Scores of stink bugs - considered a major biosecurity threat to grapes, kiwifruit, apples, citrus and stone fruit, corn and many other valuable crops - were detected by the Ministry of Primary Industries in three car carriers in recent weeks. MPI directed all three - carrying around 10,000 to 12,000 new and used vehicles and machinery - to leave New Zealand.
Turners, which operates both the Turners Cars and Buy Right Cars businesses, said its diversified supply chain meant its ability to meet consumer demand has not been impacted. While it has a small number of vehicles on the affected ships, the majority of its supply is in the New Zealand market as people buy and sell second-hand vehicles and it landed imported vehicles off other ships in the last week, it said.
Chief executive Todd Hunter said the company is even benefiting in the short-term as its wholesale auction channel provides an alternative supply option. Customers are also turning to large retailers due to their large supply of stock available, he said.

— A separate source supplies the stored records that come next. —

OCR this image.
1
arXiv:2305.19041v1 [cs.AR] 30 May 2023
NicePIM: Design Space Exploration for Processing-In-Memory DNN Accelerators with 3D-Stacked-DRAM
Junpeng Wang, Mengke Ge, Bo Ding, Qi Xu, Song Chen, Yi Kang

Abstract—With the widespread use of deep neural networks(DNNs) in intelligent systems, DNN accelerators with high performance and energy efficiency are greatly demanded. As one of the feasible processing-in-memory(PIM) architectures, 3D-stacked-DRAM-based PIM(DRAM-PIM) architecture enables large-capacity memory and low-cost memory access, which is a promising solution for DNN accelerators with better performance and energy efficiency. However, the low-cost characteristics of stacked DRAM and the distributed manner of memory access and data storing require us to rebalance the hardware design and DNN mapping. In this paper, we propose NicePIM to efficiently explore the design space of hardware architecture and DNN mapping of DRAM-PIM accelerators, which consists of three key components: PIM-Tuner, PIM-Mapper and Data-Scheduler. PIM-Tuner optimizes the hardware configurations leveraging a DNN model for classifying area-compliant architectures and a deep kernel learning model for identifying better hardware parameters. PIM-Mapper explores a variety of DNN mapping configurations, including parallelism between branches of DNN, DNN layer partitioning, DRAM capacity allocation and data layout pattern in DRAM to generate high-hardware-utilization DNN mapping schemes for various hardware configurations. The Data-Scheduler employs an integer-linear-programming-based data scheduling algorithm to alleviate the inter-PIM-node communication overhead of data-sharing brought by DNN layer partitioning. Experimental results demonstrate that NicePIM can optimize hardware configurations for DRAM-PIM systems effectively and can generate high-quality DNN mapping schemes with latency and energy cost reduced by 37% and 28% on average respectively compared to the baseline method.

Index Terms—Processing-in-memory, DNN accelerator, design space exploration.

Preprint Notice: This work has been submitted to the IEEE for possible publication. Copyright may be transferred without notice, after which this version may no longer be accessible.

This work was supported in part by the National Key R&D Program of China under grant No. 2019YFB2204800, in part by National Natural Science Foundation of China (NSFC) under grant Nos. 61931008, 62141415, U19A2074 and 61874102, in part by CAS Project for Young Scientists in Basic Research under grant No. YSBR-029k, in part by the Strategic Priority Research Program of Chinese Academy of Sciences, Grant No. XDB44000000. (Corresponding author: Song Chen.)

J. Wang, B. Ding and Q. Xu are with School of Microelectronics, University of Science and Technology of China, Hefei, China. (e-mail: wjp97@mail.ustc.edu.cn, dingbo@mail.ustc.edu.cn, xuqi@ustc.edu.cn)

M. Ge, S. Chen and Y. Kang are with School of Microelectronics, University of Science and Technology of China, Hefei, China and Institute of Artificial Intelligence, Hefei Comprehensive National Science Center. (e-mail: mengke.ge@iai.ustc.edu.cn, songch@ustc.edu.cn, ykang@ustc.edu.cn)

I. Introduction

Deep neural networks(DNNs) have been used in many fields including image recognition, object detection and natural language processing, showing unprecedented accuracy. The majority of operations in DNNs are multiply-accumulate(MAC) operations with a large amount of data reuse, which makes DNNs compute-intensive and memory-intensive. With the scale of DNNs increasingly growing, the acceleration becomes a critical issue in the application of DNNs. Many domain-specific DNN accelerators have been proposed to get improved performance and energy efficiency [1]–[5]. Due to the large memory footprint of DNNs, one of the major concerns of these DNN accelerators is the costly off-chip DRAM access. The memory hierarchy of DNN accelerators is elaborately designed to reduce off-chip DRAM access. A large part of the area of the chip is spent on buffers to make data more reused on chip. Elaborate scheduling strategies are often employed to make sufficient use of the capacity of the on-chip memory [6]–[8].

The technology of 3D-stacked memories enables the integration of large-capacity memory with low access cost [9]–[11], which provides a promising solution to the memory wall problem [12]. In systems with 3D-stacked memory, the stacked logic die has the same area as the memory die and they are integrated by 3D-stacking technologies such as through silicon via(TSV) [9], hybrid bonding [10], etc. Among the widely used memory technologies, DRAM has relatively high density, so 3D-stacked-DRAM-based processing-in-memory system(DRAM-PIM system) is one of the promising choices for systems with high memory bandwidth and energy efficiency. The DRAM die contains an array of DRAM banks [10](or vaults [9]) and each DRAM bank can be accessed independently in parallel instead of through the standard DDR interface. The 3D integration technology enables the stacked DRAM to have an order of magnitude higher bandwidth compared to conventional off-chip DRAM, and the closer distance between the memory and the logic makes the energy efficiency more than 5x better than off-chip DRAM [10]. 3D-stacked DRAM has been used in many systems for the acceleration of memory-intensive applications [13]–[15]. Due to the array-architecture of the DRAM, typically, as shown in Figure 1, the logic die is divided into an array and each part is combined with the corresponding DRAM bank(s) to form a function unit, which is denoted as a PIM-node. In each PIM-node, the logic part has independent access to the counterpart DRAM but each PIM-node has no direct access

Last week MPI said all used vehicles - cars and trucks - will be required to undergo inspection and cleaning at an MPI-approved facility in Japan prior to export. Any used machinery or other types of used vehicles from Japan will require certification proving it has undergone cleaning by an appropriate provider, according to MPI.
The initial changes only affect used vehicles but MPI said it is also working with the new vehicle industry and will look to implement changes in that pathway as well.
Hunter said Turners supports MPI's actions: "Getting an effective solution on the supplier side has to be a critical part of the solution. Pleasingly, many of our Japanese suppliers have already started taking preventative actions to ensure stock is fumigated and bug-free before being loaded onto ships."
The stock last traded at $2.90 and has shed 23 percent over the past 12 months.